We thank Dr Chhablani for his interest and comments on our article. We agree that photodynamic therapy (PDT) has several disadvantages that can be minimized using indocyanine green angiography-guided treatment and concomitant intravitreal bevacizumab (IVB). We know that IVB stabilizes vision for a short period. However anti-vascular endothelial growth factor (VEGF) agents do not achieve the complete regression of polypoidal lesions. Patients have to receive intravitreal injection of expensive ranibizumab every month without knowing the end point of the treatment. We aimed to relieve the patients from the long-term repeated treatments and the economic burden.
Gomi and associates reported that IVB monotherapy reduced the subretinal fluid in polypoidal choroidal vasculopathy for 3 months of follow-up, but was ineffective for reducing the choroidal vascular changes.
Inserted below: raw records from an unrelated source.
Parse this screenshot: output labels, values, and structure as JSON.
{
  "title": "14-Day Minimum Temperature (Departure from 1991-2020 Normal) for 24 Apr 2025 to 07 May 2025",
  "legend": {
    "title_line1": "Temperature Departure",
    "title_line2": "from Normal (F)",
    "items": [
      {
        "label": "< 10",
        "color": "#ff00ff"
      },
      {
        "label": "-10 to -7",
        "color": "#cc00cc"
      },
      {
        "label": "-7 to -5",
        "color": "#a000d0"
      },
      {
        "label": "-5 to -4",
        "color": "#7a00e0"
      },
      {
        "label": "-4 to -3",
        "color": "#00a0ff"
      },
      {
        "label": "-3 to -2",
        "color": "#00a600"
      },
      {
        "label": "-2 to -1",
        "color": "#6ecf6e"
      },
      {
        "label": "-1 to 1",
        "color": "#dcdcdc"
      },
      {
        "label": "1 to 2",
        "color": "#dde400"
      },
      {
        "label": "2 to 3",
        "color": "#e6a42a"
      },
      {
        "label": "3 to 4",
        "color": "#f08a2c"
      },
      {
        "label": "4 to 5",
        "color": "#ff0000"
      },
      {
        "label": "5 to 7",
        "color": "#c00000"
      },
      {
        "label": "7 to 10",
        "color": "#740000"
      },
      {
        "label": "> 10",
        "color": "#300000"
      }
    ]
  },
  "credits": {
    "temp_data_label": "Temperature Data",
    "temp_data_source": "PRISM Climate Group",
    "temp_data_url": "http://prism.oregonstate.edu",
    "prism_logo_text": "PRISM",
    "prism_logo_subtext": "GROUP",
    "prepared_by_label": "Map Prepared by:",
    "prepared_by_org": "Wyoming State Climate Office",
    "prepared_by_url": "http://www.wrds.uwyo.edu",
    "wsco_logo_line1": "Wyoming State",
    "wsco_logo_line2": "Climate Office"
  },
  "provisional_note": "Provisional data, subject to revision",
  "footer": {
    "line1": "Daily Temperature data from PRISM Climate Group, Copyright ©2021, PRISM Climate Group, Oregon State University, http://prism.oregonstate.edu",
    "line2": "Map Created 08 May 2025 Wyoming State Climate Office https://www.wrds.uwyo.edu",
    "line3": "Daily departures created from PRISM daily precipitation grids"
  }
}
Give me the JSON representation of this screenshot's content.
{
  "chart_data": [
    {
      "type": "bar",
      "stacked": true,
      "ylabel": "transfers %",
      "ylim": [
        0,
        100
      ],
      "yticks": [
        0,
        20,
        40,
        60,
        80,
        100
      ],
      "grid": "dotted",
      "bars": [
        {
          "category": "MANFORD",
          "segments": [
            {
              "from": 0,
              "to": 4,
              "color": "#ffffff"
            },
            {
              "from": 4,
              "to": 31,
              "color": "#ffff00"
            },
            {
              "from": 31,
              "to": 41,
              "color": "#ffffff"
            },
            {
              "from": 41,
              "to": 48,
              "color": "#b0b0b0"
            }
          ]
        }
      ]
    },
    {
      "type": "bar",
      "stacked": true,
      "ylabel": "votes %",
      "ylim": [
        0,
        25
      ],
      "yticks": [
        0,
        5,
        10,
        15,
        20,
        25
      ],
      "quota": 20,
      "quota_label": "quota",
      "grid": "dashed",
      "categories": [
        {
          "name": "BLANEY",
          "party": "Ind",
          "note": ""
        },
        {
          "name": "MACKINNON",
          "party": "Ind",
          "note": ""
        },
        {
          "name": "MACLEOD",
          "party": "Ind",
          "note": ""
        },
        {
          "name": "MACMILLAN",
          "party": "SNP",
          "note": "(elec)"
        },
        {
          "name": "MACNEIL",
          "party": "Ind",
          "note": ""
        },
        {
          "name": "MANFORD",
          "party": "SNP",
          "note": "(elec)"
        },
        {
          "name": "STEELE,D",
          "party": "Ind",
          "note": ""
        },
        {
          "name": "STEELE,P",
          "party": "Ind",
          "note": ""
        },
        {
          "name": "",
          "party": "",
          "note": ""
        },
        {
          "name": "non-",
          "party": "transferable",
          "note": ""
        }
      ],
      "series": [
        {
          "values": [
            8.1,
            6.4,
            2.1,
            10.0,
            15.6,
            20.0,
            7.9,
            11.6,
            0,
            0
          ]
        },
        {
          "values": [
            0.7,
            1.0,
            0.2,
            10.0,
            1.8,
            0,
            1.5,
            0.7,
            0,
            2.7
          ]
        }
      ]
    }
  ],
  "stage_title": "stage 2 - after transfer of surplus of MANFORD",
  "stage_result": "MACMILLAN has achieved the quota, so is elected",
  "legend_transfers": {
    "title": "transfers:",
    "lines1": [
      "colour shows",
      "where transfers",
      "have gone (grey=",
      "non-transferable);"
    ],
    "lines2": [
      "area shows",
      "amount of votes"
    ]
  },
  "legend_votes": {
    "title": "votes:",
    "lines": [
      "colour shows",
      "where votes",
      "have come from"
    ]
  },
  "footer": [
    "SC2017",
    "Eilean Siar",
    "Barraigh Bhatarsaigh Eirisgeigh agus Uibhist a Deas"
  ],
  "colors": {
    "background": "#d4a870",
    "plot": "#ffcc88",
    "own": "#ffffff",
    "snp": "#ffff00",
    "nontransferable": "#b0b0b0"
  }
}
Kokame and associates reported stabilization of vision at 6 months with monthly intravitreal injections of ranibizumab in polypoidal choroidal vasculopathy. The polypoidal complexes on indocyanine green angiography decreased in 4 (33%) of 12 eyes. These results suggest that anti-VEGF monotherapy improves or stabilizes visual acuity for a short period, but does not eradicate the polypoidal lesions.
We agree that peripapillary polypoidal choroidal vasculopathy is contraindication for PDT. Such cases were not included in our series. The advantage of PDT is that it can occlude polypoidal lesions. We confirmed regression of the polypoidal vessels by indocyanine green angiography in 21 (72%) of 29 eyes after the first combined therapy. PDT and anti-VEGF agents have different mechanisms of action. Anti-VEGF therapy inhibits angiogenesis and vascular permeability. PDT occludes polypoidal lesions by selective endothelial uptake of a photoactivated compound. However, an immunohistologic study reported upregulation of VEGF in the choroid after PDT. Thus, the combination of PDT and anti-VEGF therapy may have a synergetic effect on CNV and polypoidal lesions. We must address the possible thromboembolic complications of intravitreal ranibizumab.
During the 12-month follow-up, the mean number of the combined PDT and IVB treatments was 1.59. We believe that the combined therapy is superior to anti-VEGF monotherapy in reducing the retreatment rates and economic burden.